Der Teich soll halb um den Baum gehen. Ob die Folie Falten hat is mir Wurst,  wird eh irgendwie versteckt. Der Baum ist da nich das Problem ob er stehen bleibt. Den kann ich auch als Baumstumpf dekorativ mit einbeziehen.  Hab mir so richtig noch keine Gedanken deswegen gemacht. 

Torsten


----------



## lambojaeger (17. Okt. 2008)

*AW: Darf ich jetzt mal mein Projekt vorstellen?*

Hallo Pammler,

ich hab deinen geplanten Teich erst jetzt gesehen. Besteht die Möglichkeit deinerseits ein Bild mit deiner Planung einzustellen, das einen größeren Teil des Gartens zeigt. So zur besseren Übersicht.Ich kann mir einen Teich auf solch einem kleinen Ausschnitt nur schwerlich vorstellen und würde gerne sehen, wie er in die Landschaft passt.

Gruss Thomas


----------



## Pammler (17. Okt. 2008)

*AW: Darf ich jetzt mal mein Projekt vorstellen?*

   


EinTeil der Konifere ist schon weg, aber der hohe Teil in der Mitte bleibt, der rest wird "Steingarten". Ich weiß::crazy  ich hätte mehr Platz!

Torsten


----------



## Pammler (18. Okt. 2008)

*AW: Darf ich jetzt mal mein Projekt vorstellen?*

Hab heut nochmal ein Bild gemacht:


----------



## ziemlicherneuling (18. Okt. 2008)

*AW: Darf ich jetzt mal mein Projekt vorstellen?*

Tja Torsten,
du hättest echt Platz... aber das weißt du ja selber. Ich könnte fast neidisch werden bei diesen Parkähnlichen Weiten  

LG Eva


----------



## lambojaeger (22. Okt. 2008)

*AW: Darf ich jetzt mal mein Projekt vorstellen?*

Hi Torsten,

ich denke, das sieht ganz gut aus in deinem Garten. Ich persönlich habe allerdings wie einige andere hier nur meine Probleme mit dem Wurzelwerk des toten Baumes. Mein Vorschlag wäre, wenn du einen Baum oder ein Gehölz auf einer Insel oder Halbinsel willst, dann hau ihn um, grab die Wurzeln so weit es geht aus, modelliere eine Insel mit Wurzelsperre drumherum und setz dir ein schönes Gehölz obenauf. Sieht mit Sicherheit besser aus, als die tote Vogelscheuche als Baum.

Gruss Thomas


----------



## Pammler (22. Okt. 2008)

*AW: Darf ich jetzt mal mein Projekt vorstellen?*

   ---Auf den Baum kommt oben noch ein Wagenrad---
---und dann baut ein Storch dort ein Nest---
---und frisst die Fösche aus meinem Teich!    
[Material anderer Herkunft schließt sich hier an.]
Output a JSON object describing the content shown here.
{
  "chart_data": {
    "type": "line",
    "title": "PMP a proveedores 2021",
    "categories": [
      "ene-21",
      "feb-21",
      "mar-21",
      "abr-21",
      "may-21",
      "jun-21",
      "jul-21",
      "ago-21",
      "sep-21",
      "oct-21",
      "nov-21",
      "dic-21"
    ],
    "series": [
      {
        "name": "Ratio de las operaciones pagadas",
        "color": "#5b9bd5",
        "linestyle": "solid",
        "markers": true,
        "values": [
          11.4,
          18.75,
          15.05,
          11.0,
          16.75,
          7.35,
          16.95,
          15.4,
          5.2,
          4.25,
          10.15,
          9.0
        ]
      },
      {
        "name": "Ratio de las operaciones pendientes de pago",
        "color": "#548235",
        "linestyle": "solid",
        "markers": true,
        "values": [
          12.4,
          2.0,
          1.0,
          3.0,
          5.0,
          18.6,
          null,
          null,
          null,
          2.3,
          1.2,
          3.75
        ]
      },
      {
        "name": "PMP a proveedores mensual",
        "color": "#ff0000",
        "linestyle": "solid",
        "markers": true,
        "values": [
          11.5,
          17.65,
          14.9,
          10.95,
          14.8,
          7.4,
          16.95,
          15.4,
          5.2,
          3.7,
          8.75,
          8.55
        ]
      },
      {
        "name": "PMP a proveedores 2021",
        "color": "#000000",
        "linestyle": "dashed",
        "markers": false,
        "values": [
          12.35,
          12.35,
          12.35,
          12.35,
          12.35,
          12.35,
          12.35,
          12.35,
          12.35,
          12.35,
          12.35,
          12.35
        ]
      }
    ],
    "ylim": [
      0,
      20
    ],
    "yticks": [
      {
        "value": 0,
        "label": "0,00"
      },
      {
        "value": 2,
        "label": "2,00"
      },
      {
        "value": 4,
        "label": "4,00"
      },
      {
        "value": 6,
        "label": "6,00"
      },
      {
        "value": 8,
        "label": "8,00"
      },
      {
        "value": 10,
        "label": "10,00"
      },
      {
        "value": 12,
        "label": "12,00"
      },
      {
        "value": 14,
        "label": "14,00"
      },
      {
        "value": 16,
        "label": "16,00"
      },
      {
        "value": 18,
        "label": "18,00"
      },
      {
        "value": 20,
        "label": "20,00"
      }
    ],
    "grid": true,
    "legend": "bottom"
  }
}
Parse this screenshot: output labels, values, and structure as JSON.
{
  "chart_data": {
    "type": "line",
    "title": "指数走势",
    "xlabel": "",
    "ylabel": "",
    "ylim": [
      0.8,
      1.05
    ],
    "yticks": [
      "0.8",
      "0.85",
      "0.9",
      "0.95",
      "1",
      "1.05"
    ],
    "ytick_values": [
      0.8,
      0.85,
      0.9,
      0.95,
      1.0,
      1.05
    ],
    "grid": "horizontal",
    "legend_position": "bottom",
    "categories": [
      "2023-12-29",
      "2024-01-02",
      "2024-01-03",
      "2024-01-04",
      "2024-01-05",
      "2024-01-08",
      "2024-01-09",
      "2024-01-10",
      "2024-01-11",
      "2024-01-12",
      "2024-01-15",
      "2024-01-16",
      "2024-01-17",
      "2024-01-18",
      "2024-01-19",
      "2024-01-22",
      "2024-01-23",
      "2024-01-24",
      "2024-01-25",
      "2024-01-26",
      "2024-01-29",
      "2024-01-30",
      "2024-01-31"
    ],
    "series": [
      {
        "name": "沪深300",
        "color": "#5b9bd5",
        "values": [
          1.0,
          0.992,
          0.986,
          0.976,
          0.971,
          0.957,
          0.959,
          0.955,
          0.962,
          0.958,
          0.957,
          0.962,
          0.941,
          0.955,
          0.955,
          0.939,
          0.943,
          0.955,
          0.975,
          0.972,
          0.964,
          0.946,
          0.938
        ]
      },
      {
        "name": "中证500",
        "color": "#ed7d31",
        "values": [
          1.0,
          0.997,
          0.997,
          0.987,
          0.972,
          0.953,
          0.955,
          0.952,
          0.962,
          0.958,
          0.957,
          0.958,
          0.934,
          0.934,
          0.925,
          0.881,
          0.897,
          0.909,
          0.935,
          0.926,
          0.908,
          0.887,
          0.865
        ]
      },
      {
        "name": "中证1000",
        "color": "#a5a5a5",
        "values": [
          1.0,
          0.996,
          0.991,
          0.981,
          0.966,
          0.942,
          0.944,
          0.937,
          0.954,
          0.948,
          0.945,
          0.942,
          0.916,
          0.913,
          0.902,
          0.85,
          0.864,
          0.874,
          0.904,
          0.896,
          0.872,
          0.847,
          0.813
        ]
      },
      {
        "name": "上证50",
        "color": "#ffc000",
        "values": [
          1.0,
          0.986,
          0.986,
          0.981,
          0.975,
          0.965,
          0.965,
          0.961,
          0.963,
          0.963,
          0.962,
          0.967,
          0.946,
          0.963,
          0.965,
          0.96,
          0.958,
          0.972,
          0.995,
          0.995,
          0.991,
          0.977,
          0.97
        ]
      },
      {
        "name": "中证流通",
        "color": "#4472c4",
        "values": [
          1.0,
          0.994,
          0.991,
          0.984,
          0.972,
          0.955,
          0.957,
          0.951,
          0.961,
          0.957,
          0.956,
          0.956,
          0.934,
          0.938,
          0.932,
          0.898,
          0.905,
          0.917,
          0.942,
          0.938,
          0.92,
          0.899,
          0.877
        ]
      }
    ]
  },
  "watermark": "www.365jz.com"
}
Wir werden sehen was wird, mal schaun, wenn ich das buddeln anfange.


----------



## 69pflanzenfreund69 (23. Okt. 2008)

*AW: Darf ich jetzt mal mein Projekt vorstellen?*

und kackt den ganzen teich voll .....

du weist ja - popo hoch und blos nicht ins nest treffen 

säbel den baum lieber ab und denk auch ans großzüge rauschneiden der wurzeln

... zur not kannste den ja später in nen baukübel einbetonieren und in deinen teich ... nach der folienverlegung stellen


----------



## Pammler (23. Okt. 2008)

*AW: Darf ich jetzt mal mein Projekt vorstellen?*

 Ich liebe aber diesen alten Wildkirschbaum!!!  
Ich habe mir soooooooviel Mühe mit ihm gegeben eher er gestorben ist!


----------



## Annett (24. Okt. 2008)

*AW: Darf ich jetzt mal mein Projekt vorstellen?*

Hallo Torsten,

warum baust Du den Teich nicht einfach wo anders hin (z.B. näher an die Terrasse) und läßt den Stumpf stehen?
Einige Meisen, Spechte etc. werden es Dir sicher danken........ 
Ganz toll sieht es aus, wenn man eine Kletterrose und/oder Clematis an sowas hochwachsen läßt.


----------



## Pammler (24. Okt. 2008)

*AW: Darf ich jetzt mal mein Projekt vorstellen?*

__ Efeu ist schon angepflanzt. Vielleicht    lass ich doch etwas mehr Abstand zum Baum. Ich will halt den Teich etwas um den Baum rumziehen. Geht aber auch mit etwas Abstand.


----------



## gemag (25. Okt. 2008)

*AW: Darf ich jetzt mal mein Projekt vorstellen?*

Auch ich würd dir empfehlen gleich etwas großer zu schachten und den Baum zu entfernen und nach einiger Zeit wirst du sehen es war immer noch zu klein."lach"
Pflanz was neues das kommt besser irgendwann wird er dir nicht mehr gefallen und passt nicht in das Bild.


----------



## Pammler (26. Okt. 2008)

*AW: Darf ich jetzt mal mein Projekt vorstellen?*

 

Ich denke mal der Baum fällt.   Ihr habt mich überzeugt.


----------



## lambojaeger (26. Okt. 2008)

*AW: Darf ich jetzt mal mein Projekt vorstellen?*



			
				Pammler schrieb:
			
		

> Anhang anzeigen 35092
> 
> Ich denke mal der Baum fällt.   Ihr habt mich überzeugt.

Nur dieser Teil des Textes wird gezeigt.